Session1723
TitleBordering the Crusades, III: Historical Writing on the Frontier
Date/TimeThursday 7 July 2022: 14.15-15.45
 
OrganiserAndrew David Buck, School of Archaeology, History, & Religion, Cardiff University
Katy Mortimer, Department of History, Royal Holloway, University of London
 
Moderator/ChairBeth Spacey, School of Historical & Philosophical Inquiry, University of Queensland
 
Paper 1723-a Writing Loss on the Frontier: The Historia regum Hierusalem Latinorum ad deplorationem perditionis terrae sanctae accomodata and the Fall of Jerusalem
(Language: English)
Andrew David Buck, School of Archaeology, History, & Religion, Cardiff University
Index Terms: Crusades; Historiography - Medieval; Language and Literature - Latin
Paper 1723-b 'Etiam ad orientis interiora potuissent penetrare': (Re)Imagining Outremer in the Latin Continuation of William of Tyre
(Language: English)
James Henry Kane, College of Humanities, Arts & Social Sciences, Flinders University, Adelaide
Index Terms: Crusades; Historiography - Medieval; Language and Literature - Latin
Paper 1723-c The Memory of Caffaro: Jacopo Doria's Genoese Civic Annals (1280-1293) and the Genoese Presence in the Latin East in the Later 13th Century
(Language: English)
Susannah Bain, Faculty of History / Jesus College, University of Oxford
Index Terms: Crusades; Historiography - Medieval; Language and Literature - Latin
 
AbstractThis panel considers the issue of crusading borders by focusing upon processes of historical writing on or about the eastern frontiers of Latin Christendom across the traditional crusading period of the 12th and 13th centuries.
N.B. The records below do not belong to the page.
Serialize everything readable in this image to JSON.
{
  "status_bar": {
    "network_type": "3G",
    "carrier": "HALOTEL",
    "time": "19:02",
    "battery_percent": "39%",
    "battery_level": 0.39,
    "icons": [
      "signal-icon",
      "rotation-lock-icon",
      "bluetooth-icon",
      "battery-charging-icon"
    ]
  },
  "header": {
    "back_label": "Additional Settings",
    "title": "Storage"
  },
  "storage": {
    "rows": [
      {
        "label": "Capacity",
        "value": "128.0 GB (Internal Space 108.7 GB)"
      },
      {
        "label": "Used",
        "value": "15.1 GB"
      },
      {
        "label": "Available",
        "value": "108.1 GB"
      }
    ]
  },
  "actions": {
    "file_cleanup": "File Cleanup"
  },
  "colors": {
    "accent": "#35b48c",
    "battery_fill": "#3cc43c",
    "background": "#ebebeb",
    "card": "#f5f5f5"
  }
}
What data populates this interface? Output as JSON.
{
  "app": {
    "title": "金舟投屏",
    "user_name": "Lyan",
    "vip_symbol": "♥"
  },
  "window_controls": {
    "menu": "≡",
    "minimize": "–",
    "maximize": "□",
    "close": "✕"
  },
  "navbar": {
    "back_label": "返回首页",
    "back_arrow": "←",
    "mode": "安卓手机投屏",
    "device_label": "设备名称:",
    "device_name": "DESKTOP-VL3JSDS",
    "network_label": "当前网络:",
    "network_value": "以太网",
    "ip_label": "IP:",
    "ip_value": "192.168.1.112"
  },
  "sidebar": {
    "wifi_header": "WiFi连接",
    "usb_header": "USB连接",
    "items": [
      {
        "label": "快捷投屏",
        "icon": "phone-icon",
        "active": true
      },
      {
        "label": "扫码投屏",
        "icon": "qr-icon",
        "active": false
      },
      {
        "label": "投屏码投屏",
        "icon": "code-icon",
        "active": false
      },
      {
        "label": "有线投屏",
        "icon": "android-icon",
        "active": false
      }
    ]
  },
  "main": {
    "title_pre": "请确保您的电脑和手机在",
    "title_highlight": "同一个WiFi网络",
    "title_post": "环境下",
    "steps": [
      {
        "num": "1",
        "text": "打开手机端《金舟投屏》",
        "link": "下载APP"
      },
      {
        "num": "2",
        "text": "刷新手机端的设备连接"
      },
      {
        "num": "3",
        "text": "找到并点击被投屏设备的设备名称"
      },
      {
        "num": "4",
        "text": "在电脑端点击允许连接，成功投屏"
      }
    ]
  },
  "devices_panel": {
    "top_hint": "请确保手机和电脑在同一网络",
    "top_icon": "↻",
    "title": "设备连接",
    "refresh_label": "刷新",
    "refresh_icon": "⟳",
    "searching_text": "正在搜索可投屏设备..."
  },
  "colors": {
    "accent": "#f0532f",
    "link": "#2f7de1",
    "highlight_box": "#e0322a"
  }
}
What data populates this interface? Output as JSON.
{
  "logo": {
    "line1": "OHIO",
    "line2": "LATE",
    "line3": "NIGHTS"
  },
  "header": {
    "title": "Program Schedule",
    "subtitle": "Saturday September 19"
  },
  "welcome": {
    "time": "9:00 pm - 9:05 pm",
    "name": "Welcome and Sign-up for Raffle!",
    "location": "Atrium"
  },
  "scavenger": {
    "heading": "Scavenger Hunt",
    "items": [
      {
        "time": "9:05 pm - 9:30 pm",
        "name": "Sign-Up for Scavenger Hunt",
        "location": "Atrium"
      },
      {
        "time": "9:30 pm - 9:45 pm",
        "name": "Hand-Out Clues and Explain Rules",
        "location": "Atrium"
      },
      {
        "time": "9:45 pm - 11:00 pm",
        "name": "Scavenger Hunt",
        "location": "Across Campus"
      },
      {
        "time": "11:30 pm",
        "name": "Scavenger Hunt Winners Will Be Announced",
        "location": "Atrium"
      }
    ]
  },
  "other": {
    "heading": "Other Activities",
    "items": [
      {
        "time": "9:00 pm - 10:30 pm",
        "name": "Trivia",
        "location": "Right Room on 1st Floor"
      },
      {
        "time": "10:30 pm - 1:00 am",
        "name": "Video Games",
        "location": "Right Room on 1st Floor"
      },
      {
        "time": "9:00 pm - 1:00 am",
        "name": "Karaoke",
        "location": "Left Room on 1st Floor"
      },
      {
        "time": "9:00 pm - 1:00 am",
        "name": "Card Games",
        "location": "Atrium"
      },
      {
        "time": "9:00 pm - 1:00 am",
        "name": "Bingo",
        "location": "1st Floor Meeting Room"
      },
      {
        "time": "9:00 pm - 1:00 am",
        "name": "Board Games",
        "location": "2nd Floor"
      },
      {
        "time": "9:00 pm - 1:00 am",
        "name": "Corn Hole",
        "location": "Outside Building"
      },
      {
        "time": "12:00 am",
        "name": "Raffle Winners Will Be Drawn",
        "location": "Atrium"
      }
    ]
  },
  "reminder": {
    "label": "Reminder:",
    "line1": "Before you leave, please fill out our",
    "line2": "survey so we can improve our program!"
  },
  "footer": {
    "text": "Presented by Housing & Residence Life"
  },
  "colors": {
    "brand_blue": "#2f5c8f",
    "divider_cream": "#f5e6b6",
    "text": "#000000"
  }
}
It does in two ways: firstly, by considering texts composed within the Latin East; and secondly, exploring those written about the settlements of Outremer. In doing so, it will help to contribute to wider historiographical discussions on the ways in which the Frankish presence in the East impacted upon how Latin Christian historical authors conceptualised recording the past. Paper -a thus explores William of Tyre's Chronicon, and considers the ways in which the famous Jerusalemite author sought to explain and legitimise the conquest and creation of Outremer through his use of the translatio imperii motif when forging an account of the First Crusade. Paper -b turns to the so-called 'Latin Continuation of William of Tyre', produced in England at the turn of the 13th century, and considers how its anonymous author utilised both Angevin sources and William of Tyre's text to construct a particular vision of Outremer when narrating the Third Crusade. Paper -c discusses the Genoese Civic Annals, which cover (amongst other things) events in the East across the crusading period; and considers how the text's final contributor, Jacopo Doria, drew inspiration from its progenitor (and crusade veteran) Caffaro and detailed the fall of the Latin East.